LOU DILLON (STANDARD-BRED TROTTER)
Owned by J. G. K. Billings. First horse to trot a mile in less than two minutes

This table shows that three minutes was reduced in forty-one years to two minutes and twenty seconds—that is in that time forty seconds were lopped off the record. It took forty-four years to take off the next twenty seconds. In the meantime the bicycle, ball-bearing sulky had been invented, and the last half of this twenty seconds were cut off when this weightless and frictionless vehicle was used. The Standard Bred Trotter had also been created. My idea is that the Dutchman, Henry Clay, and Lady Suffolk could either of them gone a mile in from ten to fifteen seconds faster than they did under modern conditions of training, driving, shoeing and harnessing and hitched to the modern vehicle. These experiments have all been very interesting, but I believe the same results might have been achieved at a very much less cost and loss—indeed, with a profit.

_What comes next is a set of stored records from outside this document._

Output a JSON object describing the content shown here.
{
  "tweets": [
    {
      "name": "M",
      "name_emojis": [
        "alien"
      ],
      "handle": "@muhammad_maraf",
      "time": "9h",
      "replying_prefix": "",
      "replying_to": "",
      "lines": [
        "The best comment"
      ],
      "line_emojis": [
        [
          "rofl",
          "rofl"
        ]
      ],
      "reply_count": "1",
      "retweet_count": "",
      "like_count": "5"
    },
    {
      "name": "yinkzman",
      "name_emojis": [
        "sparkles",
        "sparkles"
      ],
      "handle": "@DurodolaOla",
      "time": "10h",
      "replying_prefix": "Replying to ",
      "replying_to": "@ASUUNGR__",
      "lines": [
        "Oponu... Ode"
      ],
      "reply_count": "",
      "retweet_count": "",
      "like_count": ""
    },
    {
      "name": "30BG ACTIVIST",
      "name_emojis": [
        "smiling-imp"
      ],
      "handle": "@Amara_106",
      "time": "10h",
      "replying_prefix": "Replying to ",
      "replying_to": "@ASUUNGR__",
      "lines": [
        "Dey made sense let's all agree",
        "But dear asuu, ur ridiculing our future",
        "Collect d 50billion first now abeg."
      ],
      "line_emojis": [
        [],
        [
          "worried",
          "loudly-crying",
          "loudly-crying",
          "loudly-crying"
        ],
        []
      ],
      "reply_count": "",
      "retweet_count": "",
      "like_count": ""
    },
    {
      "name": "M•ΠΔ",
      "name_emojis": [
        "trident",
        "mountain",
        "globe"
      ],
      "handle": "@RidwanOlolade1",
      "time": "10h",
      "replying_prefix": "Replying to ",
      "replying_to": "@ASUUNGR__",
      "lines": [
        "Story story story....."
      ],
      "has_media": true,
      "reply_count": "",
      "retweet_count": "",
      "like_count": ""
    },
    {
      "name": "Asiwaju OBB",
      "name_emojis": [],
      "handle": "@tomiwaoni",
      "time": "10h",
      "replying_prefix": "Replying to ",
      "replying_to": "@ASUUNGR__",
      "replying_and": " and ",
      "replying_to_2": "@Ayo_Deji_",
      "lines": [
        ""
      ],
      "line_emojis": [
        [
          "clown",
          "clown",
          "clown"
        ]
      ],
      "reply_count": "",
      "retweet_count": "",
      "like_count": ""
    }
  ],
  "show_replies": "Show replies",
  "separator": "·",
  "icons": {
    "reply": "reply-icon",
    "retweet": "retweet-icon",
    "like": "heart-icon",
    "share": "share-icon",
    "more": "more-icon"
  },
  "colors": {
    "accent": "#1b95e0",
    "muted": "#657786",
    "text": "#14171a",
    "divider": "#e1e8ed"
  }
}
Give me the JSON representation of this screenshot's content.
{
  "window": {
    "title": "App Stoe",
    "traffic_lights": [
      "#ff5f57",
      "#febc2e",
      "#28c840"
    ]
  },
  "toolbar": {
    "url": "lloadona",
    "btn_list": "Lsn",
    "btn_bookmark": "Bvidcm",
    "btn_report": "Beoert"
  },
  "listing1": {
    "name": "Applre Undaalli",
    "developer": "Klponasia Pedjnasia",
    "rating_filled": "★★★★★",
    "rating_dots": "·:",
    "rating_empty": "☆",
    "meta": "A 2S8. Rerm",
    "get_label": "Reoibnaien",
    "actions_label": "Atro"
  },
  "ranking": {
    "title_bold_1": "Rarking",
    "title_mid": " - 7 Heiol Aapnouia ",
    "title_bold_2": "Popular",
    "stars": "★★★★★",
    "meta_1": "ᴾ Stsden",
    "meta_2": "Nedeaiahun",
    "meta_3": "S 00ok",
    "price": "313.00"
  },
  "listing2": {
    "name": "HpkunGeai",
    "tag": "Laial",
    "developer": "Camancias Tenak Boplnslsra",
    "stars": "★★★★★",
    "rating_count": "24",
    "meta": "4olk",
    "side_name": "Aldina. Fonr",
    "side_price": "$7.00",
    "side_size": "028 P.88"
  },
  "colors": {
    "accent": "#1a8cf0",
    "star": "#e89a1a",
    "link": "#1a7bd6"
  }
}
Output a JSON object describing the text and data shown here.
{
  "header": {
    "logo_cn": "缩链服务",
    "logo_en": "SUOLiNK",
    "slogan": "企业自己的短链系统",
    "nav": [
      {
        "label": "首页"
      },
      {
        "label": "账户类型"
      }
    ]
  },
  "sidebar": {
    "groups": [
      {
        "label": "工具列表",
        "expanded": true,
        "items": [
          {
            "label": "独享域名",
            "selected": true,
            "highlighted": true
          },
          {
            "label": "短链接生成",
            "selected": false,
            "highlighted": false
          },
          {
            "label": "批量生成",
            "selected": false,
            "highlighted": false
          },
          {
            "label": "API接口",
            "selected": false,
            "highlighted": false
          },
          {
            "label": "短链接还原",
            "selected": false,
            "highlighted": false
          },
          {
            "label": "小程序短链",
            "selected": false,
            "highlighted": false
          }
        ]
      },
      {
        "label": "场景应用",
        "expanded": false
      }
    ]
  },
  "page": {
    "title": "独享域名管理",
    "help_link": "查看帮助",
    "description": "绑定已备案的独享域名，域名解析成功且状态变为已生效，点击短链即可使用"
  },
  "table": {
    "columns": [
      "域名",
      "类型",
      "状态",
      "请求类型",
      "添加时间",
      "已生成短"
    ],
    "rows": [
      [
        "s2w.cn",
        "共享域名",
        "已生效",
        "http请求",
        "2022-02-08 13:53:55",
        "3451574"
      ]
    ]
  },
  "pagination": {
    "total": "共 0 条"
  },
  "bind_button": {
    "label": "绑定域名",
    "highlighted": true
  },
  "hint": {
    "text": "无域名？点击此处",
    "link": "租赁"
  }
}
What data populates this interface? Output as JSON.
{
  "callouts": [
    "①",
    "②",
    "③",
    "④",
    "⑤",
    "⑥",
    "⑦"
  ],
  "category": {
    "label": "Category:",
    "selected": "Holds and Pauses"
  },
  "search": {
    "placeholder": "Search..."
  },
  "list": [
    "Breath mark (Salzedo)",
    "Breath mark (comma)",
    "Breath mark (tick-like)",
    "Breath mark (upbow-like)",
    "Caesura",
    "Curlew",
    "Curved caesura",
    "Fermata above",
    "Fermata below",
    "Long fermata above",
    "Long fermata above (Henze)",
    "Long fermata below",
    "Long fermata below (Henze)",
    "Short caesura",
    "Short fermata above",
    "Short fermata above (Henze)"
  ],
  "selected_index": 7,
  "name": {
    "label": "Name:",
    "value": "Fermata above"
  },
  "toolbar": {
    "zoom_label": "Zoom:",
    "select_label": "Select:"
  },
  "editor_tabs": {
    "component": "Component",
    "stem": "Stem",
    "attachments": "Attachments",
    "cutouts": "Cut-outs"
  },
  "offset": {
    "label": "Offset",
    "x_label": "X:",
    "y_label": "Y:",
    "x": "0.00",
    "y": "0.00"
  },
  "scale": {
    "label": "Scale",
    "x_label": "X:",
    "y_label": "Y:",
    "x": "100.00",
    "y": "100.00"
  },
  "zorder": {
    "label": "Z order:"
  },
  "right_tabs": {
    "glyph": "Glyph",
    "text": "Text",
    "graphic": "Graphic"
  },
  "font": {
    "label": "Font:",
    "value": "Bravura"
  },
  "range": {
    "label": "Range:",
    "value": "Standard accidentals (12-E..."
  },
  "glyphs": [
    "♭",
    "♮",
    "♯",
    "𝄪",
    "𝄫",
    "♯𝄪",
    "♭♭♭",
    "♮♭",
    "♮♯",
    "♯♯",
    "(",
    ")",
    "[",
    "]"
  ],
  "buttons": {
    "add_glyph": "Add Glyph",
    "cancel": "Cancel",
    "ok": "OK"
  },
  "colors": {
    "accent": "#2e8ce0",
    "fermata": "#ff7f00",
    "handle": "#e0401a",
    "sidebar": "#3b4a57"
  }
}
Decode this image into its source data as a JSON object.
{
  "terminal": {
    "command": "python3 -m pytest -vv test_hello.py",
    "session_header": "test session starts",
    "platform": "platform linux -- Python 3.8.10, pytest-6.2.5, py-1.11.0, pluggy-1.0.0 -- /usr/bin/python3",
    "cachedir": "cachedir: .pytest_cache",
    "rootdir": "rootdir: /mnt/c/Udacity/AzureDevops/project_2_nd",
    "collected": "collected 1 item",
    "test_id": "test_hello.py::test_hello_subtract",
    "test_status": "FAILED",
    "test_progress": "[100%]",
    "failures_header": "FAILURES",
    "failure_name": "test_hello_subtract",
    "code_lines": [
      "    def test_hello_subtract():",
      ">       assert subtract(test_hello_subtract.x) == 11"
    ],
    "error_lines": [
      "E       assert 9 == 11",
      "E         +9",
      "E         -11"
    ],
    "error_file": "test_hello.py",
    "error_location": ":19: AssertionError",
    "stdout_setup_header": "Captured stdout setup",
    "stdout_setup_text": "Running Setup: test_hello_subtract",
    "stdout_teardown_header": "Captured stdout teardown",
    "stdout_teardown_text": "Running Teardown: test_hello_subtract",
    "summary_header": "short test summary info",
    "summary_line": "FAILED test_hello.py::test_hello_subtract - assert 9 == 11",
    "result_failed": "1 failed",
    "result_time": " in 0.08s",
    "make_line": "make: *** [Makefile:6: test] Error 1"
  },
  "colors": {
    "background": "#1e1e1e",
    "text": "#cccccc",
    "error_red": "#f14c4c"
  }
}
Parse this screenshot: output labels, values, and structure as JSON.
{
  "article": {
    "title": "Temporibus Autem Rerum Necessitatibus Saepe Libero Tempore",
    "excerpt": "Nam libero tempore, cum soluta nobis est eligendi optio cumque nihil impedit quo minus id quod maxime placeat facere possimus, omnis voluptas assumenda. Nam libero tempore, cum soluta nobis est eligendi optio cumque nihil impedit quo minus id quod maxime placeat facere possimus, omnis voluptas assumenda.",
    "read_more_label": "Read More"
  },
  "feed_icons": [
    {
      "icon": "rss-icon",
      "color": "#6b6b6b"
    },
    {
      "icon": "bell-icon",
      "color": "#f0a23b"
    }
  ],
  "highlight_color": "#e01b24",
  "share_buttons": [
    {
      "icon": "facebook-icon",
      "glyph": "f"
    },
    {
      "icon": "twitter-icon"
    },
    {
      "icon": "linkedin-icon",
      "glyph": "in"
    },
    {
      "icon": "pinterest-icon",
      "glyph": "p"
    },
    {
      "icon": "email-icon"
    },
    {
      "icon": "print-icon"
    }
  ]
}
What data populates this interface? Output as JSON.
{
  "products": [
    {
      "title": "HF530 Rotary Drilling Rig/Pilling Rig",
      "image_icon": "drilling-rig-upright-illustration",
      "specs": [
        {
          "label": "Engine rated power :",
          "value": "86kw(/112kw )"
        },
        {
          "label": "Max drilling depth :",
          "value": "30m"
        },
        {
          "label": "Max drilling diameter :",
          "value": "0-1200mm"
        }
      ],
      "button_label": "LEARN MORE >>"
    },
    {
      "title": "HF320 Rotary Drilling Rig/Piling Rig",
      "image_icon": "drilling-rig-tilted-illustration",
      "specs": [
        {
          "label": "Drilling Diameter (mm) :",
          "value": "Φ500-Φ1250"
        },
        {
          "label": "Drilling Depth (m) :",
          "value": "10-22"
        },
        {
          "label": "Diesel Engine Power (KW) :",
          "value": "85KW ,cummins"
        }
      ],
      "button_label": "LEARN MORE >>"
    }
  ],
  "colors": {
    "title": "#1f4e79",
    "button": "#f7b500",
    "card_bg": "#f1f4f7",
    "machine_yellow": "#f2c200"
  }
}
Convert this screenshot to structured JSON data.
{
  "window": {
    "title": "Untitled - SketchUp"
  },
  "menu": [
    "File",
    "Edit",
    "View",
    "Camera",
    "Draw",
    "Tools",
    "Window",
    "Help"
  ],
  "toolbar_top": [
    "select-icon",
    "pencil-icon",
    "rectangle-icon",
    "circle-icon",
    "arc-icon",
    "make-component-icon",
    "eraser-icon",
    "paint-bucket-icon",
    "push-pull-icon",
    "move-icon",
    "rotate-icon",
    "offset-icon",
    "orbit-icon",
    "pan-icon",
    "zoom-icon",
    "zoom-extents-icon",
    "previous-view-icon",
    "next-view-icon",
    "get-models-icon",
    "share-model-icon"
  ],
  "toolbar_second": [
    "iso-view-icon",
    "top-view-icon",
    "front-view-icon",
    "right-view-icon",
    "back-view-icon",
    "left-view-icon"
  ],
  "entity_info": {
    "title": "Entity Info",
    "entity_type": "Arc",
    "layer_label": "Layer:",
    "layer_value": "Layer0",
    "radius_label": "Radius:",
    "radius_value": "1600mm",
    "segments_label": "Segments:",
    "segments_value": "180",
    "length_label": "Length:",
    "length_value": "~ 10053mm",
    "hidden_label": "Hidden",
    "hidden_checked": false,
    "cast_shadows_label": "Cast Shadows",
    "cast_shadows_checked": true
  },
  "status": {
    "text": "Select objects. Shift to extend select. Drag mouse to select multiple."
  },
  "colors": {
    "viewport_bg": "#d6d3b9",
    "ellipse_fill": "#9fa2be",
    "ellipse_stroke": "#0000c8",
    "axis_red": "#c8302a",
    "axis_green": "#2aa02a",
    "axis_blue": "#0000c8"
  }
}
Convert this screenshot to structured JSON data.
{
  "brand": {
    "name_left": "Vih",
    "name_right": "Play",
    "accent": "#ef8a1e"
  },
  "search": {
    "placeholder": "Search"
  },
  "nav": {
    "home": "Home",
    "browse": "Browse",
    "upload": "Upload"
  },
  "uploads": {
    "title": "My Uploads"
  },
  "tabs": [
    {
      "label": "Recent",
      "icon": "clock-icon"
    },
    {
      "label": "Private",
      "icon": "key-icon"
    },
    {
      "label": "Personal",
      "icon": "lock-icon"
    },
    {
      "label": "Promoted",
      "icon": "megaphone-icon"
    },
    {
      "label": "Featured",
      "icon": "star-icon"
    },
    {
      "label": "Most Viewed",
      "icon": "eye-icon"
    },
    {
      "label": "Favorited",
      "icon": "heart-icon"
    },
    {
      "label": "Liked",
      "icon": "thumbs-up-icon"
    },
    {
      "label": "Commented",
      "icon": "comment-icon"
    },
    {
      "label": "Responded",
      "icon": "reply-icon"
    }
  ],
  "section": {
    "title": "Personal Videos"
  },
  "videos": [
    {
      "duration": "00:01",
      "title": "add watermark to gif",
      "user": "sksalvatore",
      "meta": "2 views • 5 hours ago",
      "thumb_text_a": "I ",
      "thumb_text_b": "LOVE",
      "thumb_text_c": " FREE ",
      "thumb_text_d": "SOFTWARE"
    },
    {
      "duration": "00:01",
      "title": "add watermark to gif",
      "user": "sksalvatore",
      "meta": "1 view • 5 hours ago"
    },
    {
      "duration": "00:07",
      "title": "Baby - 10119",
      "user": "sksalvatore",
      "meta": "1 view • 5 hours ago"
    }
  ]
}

Exceeding high prices for trotting-horses have been very injurious to the horse-breeding industry. Whenever a trotting-horse brings twenty, forty or a hundred thousand dollars it sets the breeders, even the small ones wild with a desire to breed a colt that will bring such a price. Mr. Bonner began this with his purchase of Dexter, and followed it up by buying many others at very high figures, including Maud S. and Sunol. He doubtless found this an excellent advertisement for himself and his paper, but it was a bad thing for the horses of the country. The purchase of Axtell at $105,000 and Arion at $125,000 was even more demoralizing. No trotting-horse was ever worth that much and none probably ever will be. However, it is an excellent thing for very rich men to breed horses. They can afford to make experiments, and if their experiments are successful the men of moderate means can imitate them and succeed also. But this trotting horse breeding business is a rich man’s divertisement just as yachting is. The men who breed for profit should confine themselves to types which are reproducing, to types which come true more frequently than they prove false.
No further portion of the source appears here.